A reportagem comparou os primeiros trimestres dos últimos quatro anos e o resultado mostra crescimento da receita corrente de 35% contra aumento da despesa corrente de 49%.

No primeiro trimestre de cada ano as contas já revelam o impacto do reajuste salarial que ocorre em janeiro e do pagamento a vista do IPTU cujo prazo encerra em fevereiro.

O principal motivo do desequilíbrio é despesas com pessoal. Na comparação de 2015 com 2016, ainda no governo Edson Piriquito, salários e encargos aumentaram 21% contra 15,2% de elevação na receita corrente.

Naquele período mais de mil novos servidores estáveis foram contratados, desequilibrando de vez uma estrutura de custo que foi posta sob controle anos antes no governo Rubens Spernau.

Agora existe um problema estrutural cuja correção parece impossível de maneira imediata devido aos direitos trabalhistas adquiridos.

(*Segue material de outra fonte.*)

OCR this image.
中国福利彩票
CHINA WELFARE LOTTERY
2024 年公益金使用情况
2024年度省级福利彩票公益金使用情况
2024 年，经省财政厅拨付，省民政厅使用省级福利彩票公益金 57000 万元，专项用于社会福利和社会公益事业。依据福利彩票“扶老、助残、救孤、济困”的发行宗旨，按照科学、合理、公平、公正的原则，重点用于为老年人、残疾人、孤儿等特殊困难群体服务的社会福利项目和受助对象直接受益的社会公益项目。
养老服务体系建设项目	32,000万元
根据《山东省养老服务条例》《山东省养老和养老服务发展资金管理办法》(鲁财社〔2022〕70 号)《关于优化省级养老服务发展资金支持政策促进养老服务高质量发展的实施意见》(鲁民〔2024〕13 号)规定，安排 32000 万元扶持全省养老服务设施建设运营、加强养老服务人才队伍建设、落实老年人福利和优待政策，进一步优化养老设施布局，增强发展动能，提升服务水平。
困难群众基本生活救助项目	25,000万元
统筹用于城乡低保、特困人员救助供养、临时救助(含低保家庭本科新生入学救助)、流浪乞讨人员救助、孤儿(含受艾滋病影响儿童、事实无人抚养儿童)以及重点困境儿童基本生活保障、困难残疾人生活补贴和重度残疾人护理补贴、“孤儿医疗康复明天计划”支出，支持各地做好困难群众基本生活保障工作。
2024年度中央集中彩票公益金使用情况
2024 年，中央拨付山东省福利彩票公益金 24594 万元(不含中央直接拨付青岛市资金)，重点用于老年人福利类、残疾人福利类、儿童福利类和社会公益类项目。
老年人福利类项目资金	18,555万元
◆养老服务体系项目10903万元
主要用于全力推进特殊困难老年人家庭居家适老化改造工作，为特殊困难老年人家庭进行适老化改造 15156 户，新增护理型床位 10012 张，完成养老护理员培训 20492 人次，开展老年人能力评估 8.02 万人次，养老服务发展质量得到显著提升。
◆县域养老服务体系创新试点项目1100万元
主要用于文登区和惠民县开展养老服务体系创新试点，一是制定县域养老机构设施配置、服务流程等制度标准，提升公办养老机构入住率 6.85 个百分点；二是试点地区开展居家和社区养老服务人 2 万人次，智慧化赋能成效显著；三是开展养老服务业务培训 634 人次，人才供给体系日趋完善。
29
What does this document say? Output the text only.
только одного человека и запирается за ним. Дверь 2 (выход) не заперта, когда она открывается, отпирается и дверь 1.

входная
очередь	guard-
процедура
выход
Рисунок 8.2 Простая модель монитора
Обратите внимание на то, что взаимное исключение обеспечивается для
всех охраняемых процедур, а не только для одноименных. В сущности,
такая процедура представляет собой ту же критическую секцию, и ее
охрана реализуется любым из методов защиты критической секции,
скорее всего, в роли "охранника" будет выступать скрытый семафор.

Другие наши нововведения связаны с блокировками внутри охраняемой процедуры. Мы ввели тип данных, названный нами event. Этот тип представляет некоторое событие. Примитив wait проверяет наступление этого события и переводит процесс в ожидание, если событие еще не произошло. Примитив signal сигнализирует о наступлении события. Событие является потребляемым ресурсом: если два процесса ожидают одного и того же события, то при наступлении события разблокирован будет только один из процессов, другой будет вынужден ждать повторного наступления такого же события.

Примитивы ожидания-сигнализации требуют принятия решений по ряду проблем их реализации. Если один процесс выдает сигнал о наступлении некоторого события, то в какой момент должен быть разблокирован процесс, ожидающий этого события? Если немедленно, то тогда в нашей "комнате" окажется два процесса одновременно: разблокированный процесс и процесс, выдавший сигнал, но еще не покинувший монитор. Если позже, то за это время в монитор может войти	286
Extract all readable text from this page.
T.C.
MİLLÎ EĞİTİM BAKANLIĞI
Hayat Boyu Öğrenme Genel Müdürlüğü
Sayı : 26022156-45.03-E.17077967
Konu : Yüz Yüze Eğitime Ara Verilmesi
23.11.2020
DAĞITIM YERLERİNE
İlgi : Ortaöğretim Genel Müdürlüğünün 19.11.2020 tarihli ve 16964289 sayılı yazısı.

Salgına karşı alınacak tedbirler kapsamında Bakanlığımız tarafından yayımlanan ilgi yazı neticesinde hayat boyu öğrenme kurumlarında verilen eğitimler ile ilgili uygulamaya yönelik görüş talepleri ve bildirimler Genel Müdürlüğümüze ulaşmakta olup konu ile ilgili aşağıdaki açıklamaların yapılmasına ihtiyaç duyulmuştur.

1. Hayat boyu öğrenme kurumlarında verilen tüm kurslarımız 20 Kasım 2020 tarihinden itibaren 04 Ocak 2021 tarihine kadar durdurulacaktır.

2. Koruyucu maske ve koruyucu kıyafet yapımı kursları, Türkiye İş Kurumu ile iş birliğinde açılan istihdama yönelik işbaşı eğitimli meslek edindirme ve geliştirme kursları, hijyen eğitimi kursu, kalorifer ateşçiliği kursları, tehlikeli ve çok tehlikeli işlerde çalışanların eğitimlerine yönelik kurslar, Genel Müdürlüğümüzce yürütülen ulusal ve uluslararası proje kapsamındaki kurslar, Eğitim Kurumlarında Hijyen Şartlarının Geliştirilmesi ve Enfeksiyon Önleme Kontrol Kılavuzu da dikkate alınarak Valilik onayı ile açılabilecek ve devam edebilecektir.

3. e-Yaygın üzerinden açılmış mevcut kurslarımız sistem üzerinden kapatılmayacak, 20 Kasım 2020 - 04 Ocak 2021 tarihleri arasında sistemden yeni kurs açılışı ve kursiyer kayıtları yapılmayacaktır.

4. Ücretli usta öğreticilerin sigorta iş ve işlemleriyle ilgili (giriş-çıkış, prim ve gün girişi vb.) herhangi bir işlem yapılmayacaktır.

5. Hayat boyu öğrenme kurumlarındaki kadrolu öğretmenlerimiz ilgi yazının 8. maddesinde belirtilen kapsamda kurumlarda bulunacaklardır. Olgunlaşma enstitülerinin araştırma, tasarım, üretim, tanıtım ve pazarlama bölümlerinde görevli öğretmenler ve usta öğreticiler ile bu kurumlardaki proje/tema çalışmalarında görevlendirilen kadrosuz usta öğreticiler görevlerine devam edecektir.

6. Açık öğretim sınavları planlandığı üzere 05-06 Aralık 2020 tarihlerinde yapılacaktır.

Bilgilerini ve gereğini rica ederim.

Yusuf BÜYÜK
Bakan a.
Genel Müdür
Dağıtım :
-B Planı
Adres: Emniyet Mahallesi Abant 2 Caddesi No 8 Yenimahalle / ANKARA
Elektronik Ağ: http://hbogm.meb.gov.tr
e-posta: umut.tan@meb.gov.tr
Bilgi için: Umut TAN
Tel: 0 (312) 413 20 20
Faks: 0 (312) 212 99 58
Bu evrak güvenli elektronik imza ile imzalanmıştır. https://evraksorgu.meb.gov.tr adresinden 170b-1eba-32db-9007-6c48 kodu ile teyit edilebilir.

Os servidores de carreira recebem triênio (reajuste de 10% a cada três anos trabalhados) o que representa em média 3,3% ao ano. Esse percentual foi superior à inflação de 2017 e ao próprio reajuste básico do funcionalismo neste ano.

Somados, o triênio e a correção salarial ultrapassaram 6% para uma inflação que foi a metade disso.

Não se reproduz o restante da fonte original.